The simplest way is to buy the TBS tiny whoop gate kit, which includes a tracker, LEDs and the interface, but where’s the fun in that? Or do you want full size gates?
Assuming you have a tracker already you can buy the adapter and some LEDs, or the way we went you can build your own adapter using an xt60, the expansion cable that comes with the tracker and the connections that come with the led strips.
Here’s the full parts list if you want to go from scratch
- Led strip ws2811 12v with code STP666
- Xt60 with shields (I like these saving a little effort on the insulation)
- JST-sh 6pin with silicone wire
- 2s balance lead silicone wire
- Protection (clear hose 12mm ID)
- And any 12v supply/3s battery
So far we have tried two setups the first replicates the TBS adapter.
The tracker and power supply are grouped together, which can be helpful if you needed to power the tracker. The xt60 here has parallel wiring +&- to the led strip and +&- to the tracker pins 4&6 with the signal from pin5 to the led.
The second solution is slightly simplified. The TBS expansion port connects directly to the led input +, sig and – and the LEDs are powered from the data output end with the xt60 connected to +&-
The last step and by far the longest to find a solution, was protecting the LEDs.
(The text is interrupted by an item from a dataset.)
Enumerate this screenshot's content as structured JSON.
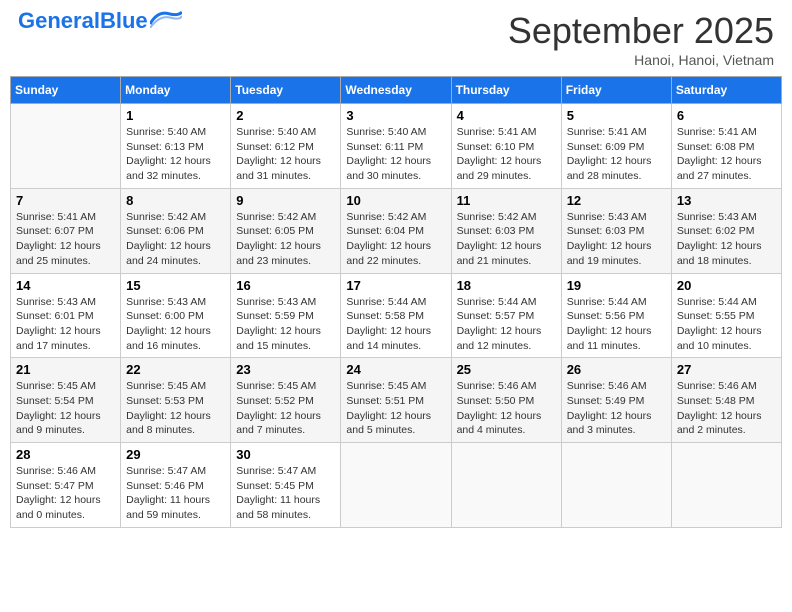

The bare (waterproofed) strip holds up well to gate hits but not a direct quad hit which sliced clean through so I ordered some 12mm ID clear flexible PVC hose from a brewing supplier.
Inserting the LEDs was going to be a simple morning task, the first six inches slipped in perfectly then waterproofing silicone bound up on the inside of the hose, and took the rest of the day to get the three x 3m strips protected.
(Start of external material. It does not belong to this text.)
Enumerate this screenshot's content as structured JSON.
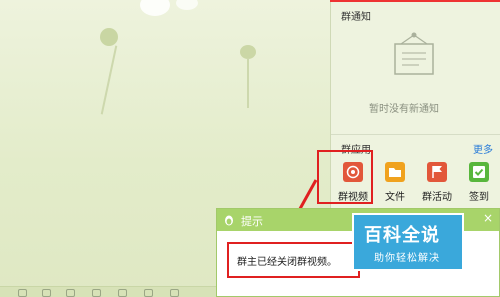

Ill jump past all the failed attempts and straight to the only successful solution, you will require a space twice as tall as the led strip you are trying to sheath. Using a hoover or some strong lungs draw a length of string through the tube, I tied one end to the LED strip using a heat shrink then the other end to the highest point you can, then straightening the LED and end of the tube with the help of gravity guide the LEDs into the tube. That’s it, but it’s harder than it sounds so take your time and prepare to be patient.